An information governance approach that creates the infrastructure framework to encompass automated intelligent metadata generation, auto-classification, and the use of goal and mission-aligned taxonomies is required. From this framework, intelligent metadata enabled solutions can be rapidly developed and implemented. Only then can organizations leverage their knowledge assets to support search, litigation, e-discovery, text mining, sentiment analysis and open source intelligence.

Manual tagging is still the primary approach used to identify the description of content, and often lacks any alignment with enterprise business goals. This subjectivity and ambiguity is applied to search, resulting in inaccuracy and the inability to find relevant information across the enterprise.

Metadata used by search engines may be comprised of end user tags, pre-defined tags, or generated using system defined metadata, keyword and proximity matching, extensive rule building, end-user ratings, or artificial intelligence. Typically, search engines provide no way to rapidly adapt to meet organizational needs or account for an organization’s unique nomenclature.
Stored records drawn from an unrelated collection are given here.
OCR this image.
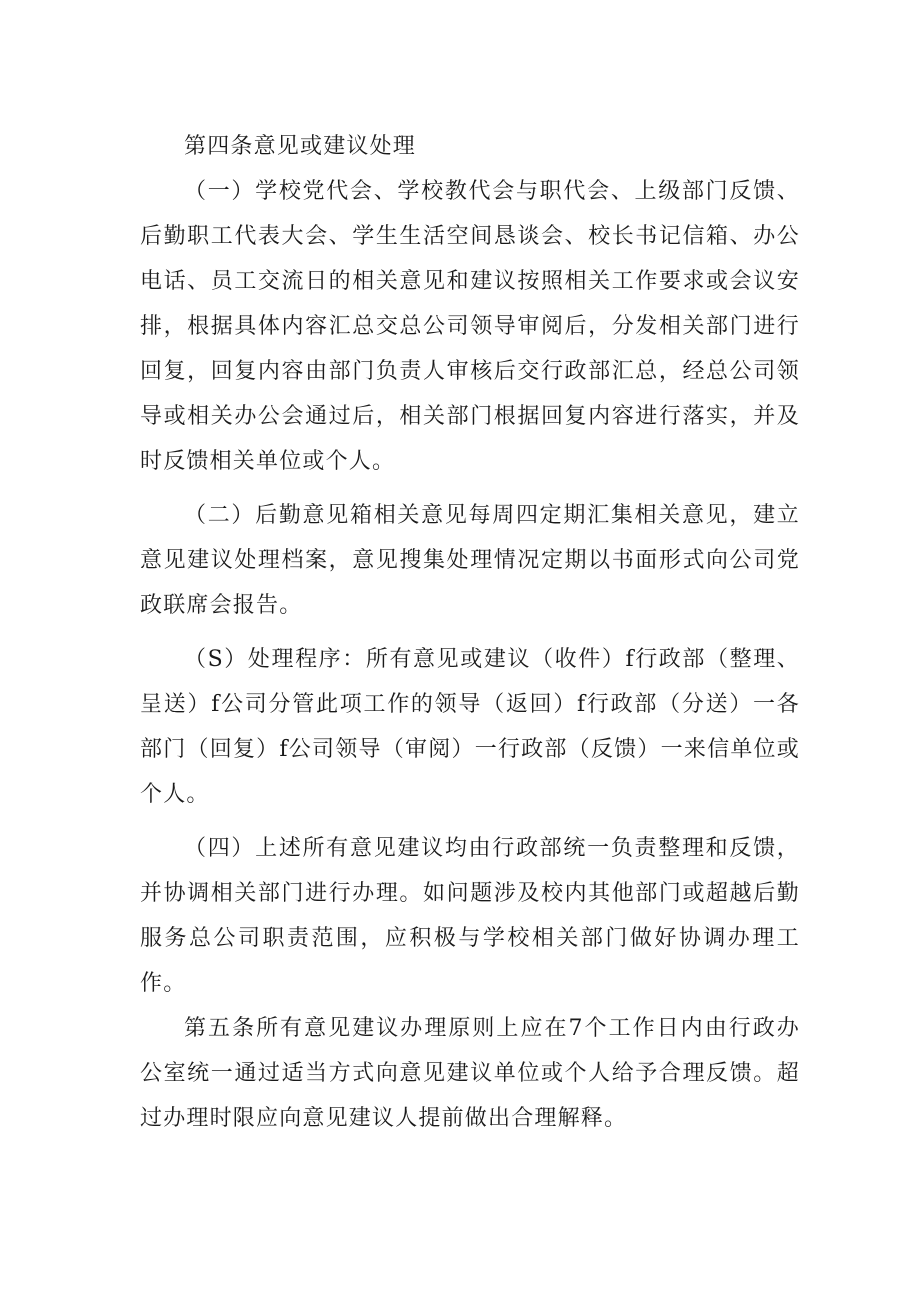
第四条意见或建议处理

（一）学校党代会、学校教代会与职代会、上级部门反馈、后勤职工代表大会、学生生活空间恳谈会、校长书记信箱、办公电话、员工交流日的相关意见和建议按照相关工作要求或会议安排，根据具体内容汇总交总公司领导审阅后，分发相关部门进行回复，回复内容由部门负责人审核后交行政部汇总，经总公司领导或相关办公会通过后，相关部门根据回复内容进行落实，并及时反馈相关单位或个人。

（二）后勤意见箱相关意见每周四定期汇集相关意见，建立意见建议处理档案，意见搜集处理情况定期以书面形式向公司党政联席会报告。

（S）处理程序：所有意见或建议（收件）f行政部（整理、呈送）f公司分管此项工作的领导（返回）f行政部（分送）一各部门（回复）f公司领导（审阅）一行政部（反馈）一来信单位或个人。

（四）上述所有意见建议均由行政部统一负责整理和反馈，并协调相关部门进行办理。如问题涉及校内其他部门或超越后勤服务总公司职责范围，应积极与学校相关部门做好协调办理工作。

第五条所有意见建议办理原则上应在7个工作日内由行政办公室统一通过适当方式向意见建议单位或个人给予合理反馈。超过办理时限应向意见建议人提前做出合理解释。
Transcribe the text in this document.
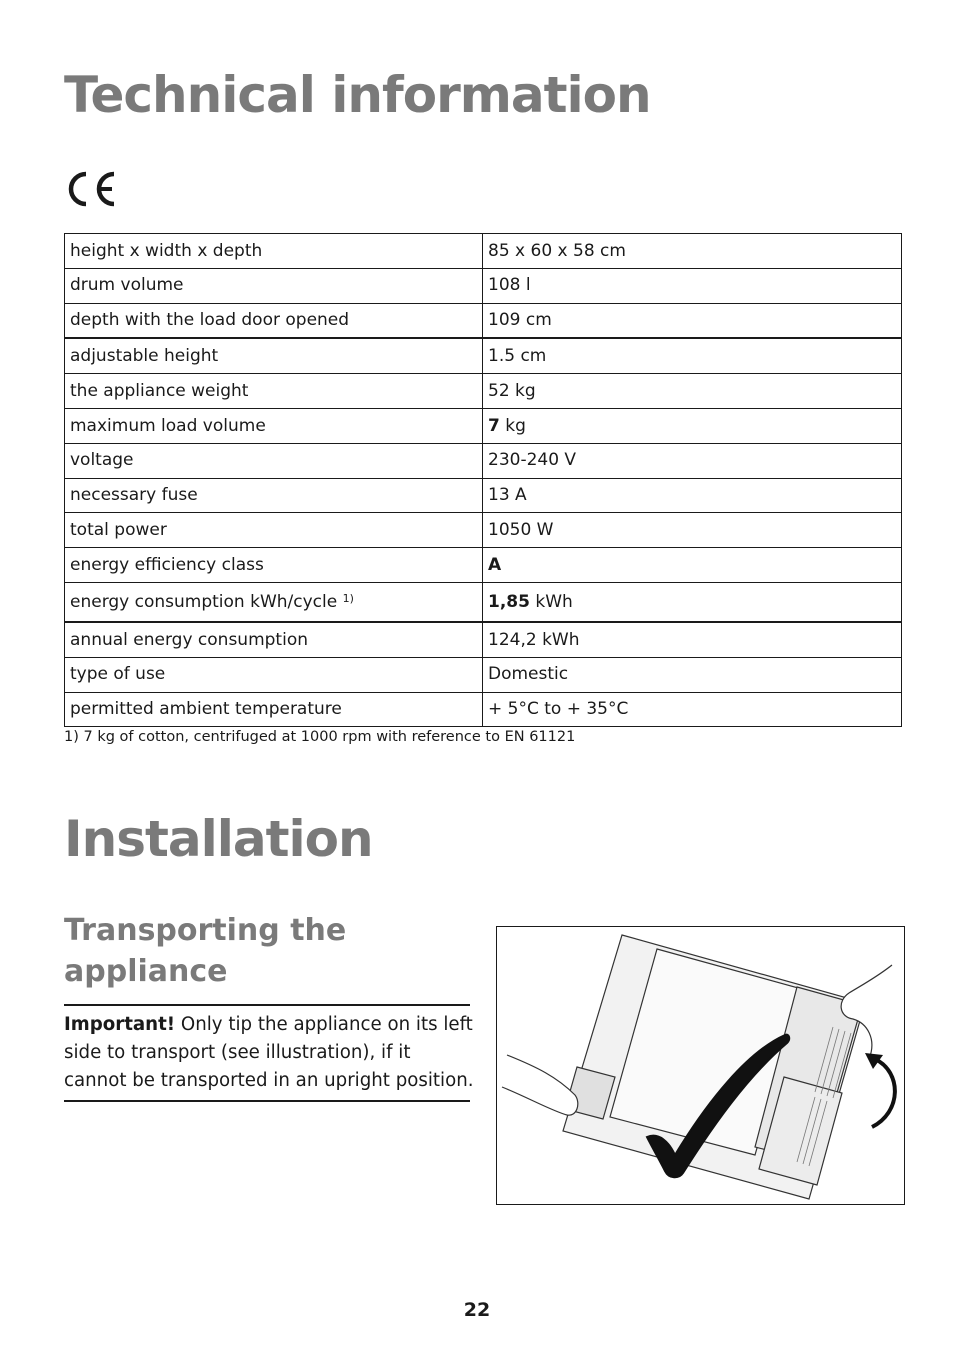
Technical information
height x width x depth	85 x 60 x 58 cm
drum volume	108 l
depth with the load door opened	109 cm
adjustable height	1.5 cm
the appliance weight	52 kg
maximum load volume	7 kg
voltage	230-240 V
necessary fuse	13 A
total power	1050 W
energy efficiency class	A
energy consumption kWh/cycle $^{1)}$	1,85 kWh
annual energy consumption	124,2 kWh
type of use	Domestic
permitted ambient temperature	+ 5°C to + 35°C
1) 7 kg of cotton, centrifuged at 1000 rpm with reference to EN 61121
Installation
Transporting the
appliance

Important! Only tip the appliance on its left side to transport (see illustration), if it cannot be transported in an upright position.

22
More effective is implementing an enterprise metadata infrastructure that consistently generates intelligent metadata using concept identification. A profoundly different approach, relevant documents, regardless of where they reside, will be retrieved even if they don’t contain the exact search terms, because the concepts and relationships between similar content has been identified. The elimination of end-user tagging and the resulting organizational ambiguity enables the enriched metadata to be used by any search engine index, for example, ConceptSearch, SharePoint, Solr, Autonomy or Google Search Appliance.

Only when metadata is consistently accurate and trusted by the organization can improvements be achieved in text analytics, e-discovery and litigation support.

In the exploding age of big data, and more specifically text analytics, sentiment analysis and even open source intelligence, the ability to harness the meaning of unstructured content in real time improves decision-making and enables organizations to proactively act with greater certainty on rapidly changing business complexities.

To achieve an effective information governance strategy for unstructured content, results are predicated on the ability to find information and eliminate inappropriate information. The core enterprise search component must be able to incorporate and digest content from any repository, including faxes, scanned content, social sites (blogs, wikis, communities of interest, Twitter), emails, and websites. This provides a 360-degree corporate view of unstructured content, regardless of where it resides or how it was acquired.

Ensuring that the right information is available to end users and decision makers is fundamental to trusting the accuracy of the information and is another key requirement in intelligent search. Organizations can then find the descriptive needles in the haystack to gain competitive advantage and increase business agility.

An intelligent metadata enabled solution for text analytics analyzes and extracts highly correlated concepts from very large document collections. This enables organizations to attain an ecosystem of semantics that delivers understandable and trusted results that is continually updated in real time.

Applying the concept of intelligent search to e-discovery and litigation, traditional information retrieval systems use "keyword searches" of text and metadata as a means of identifying and filtering documents. The challenges and escalating costs of e-discovery and litigation support continue to increase. The use of intelligent search reduces costs and alleviates many of the challenges.

Content can be presented to knowledge professionals in a manner that enables them to more rapidly identify relevant information and increase accuracy. Significant benefits can be achieved by removing the ambiguity in content and the identification of concepts within a large corpus of information. This methodology delivers expediencies, and reduces costs, offering an effective solution that overcomes many of the challenges typically not solved in e-discovery and litigation support.

Organizations must incorporate an approach that addresses the lack of an intelligent metadata infrastructure. Intelligent search, a by-product of the infrastructure, must encourage, not hamper, the use and reuse of information and be rapidly extendable to address text mining, sentiment analysis, e-discovery, and litigation support.

The additional components of auto-classification and taxonomies complete the core infrastructure to deploy intelligent metadata enabled solutions, including records management, data privacy, and migration. Search can no longer be evaluated on features, but on proven results that deliver insight into all unstructured content.